Kenapa Kita Peduli Banget sama Pilihan Hidup Orang Lain?

Kadang saya rindu juga mendengar kalimat “Pilihan kakak tepat sekali!” dari pramusaji Pizza Hut. Setidaknya beberapa tahun lalu, kalimat ajaib ini lazim didengar pelanggan Pizza Hut. Pelanggan diberi tahu bahwa pilihan mereka itu tepat. Padahal, mau kita pesen pizza pake toping seblak juga (kalau ada), ya tetap bakal dibilang tepat sih. Gak mungkin dong mbak-mbak Pizza Hut bilang pizza pilihan kita jelek. Dipecat dia nanti.

Sekilas lucu juga ya SOP Pizza Hut kala itu. Tapi kalau dipikir-pikir, jangan-jangan kita ini memang sebenarnya makhluk yang butuh validasi ya? Validasi bahwa pilihan hidup kita sudah tepat? Validasi bahwa kita sudah berada di jalan yang benar?

Sering banget linimasa media sosial dipenuhi perdebatan dan keributan tak berujung soal pilihan. Dari pilihan politik. Pilihan agama. Pilihan cara makan bubur (diaduk atau tidak). Pilihan cara first date (split bill atau tidak). Pilihan untuk menikah atau tidak. Jika menikah, pilihan memiliki anak atau childfree.
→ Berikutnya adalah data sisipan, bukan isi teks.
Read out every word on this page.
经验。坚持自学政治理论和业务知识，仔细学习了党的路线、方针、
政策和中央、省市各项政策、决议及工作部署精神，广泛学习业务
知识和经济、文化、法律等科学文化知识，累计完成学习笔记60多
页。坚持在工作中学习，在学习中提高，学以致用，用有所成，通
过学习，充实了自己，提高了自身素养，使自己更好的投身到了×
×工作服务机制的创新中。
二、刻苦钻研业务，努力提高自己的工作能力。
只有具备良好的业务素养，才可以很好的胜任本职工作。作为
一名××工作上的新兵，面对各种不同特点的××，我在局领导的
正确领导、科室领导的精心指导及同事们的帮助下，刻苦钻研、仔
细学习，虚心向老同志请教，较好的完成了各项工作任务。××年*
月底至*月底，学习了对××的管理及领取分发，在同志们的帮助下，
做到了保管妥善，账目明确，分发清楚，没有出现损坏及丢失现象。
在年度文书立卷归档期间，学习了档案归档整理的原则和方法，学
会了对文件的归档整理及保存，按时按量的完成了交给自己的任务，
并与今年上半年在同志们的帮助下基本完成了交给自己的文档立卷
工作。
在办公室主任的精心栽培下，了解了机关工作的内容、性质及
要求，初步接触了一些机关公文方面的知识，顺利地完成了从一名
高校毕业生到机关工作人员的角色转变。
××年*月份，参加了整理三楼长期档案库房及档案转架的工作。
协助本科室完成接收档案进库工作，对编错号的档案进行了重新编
Kalau punya anak, pilihan melahirkan normal atau caesar. Begitu seterusnya. Sampai pilihan kala mati nanti: dikubur, dibakar, apa di-airfryer.

Yang kadang bikin sedih, kita tidak segan-segan menyerang dan mencaci mereka yang memiliki pilihan berbeda dengan kita. “Lho koq kamu childfree sih? Gak sesuai kodrat! Nanti pas tua siapa yang ngurusin?”. Atau saat memilih kendaraan listrik “Hari gini masih pake kendaraan BBM? Dasar perusak bumi dan alam semesta!”, kata si norak yang merasa pilihan hidupnya sudah paling sempurna.

Kayaknya setengah keributan di dunia maya itu disebabkan karena….beda pilihan hidup. Beda pilihan dikit, ribut. Beda pilihan dikit, cela. Beda pilihan dikit, langsung deh nulis panjang lebar soal alasan kenapa pilihan kita itu adalah yang paling sempurna.

Sebenarnya, yang jadi akar keributan soal pilihan itu, bukan pilihannya itu sendiri.

Kita tuh gak peduli-peduli amat sama hidup orang yang memilih childfree, koq. Yang kita butuhin itu pengakuan bahwa pilihan kita untuk punya anak sudah benar. Kita butuh validasi dan pembenaran bahwa pilihan kita adalah yang paling sempurna.

Dan kita seakan gak rela melihat orang lain memiliki pilihan yang berbeda. Karena seakan-akan pilihan hidup kita jadi kurang sempurna. “Lah taik, dia bisa toh childfree tapi tetap bahagia? Sia-sia dong gua capek ngurus anak, saban hari begadang, juga buang duit segini banyak?”

Kita perlu memastikan pilihan orang lain salah. Supaya pilihan kita tetap nampak benar tak bercela. Sebuah usaha bodoh yang sayangnya terlalu sering kita lakukan. Financial influencers yang merasa investasi cryptonya paling cerdas dan cuan. Mental health influencers yang merasa teknik healing merekalah yang paling bagus. Pemerhati politik yang merasa capres pilihan merekalah yang paling sempurna. Semua ini tidak lebih dari usaha melindungi ego dan keberhargaan diri.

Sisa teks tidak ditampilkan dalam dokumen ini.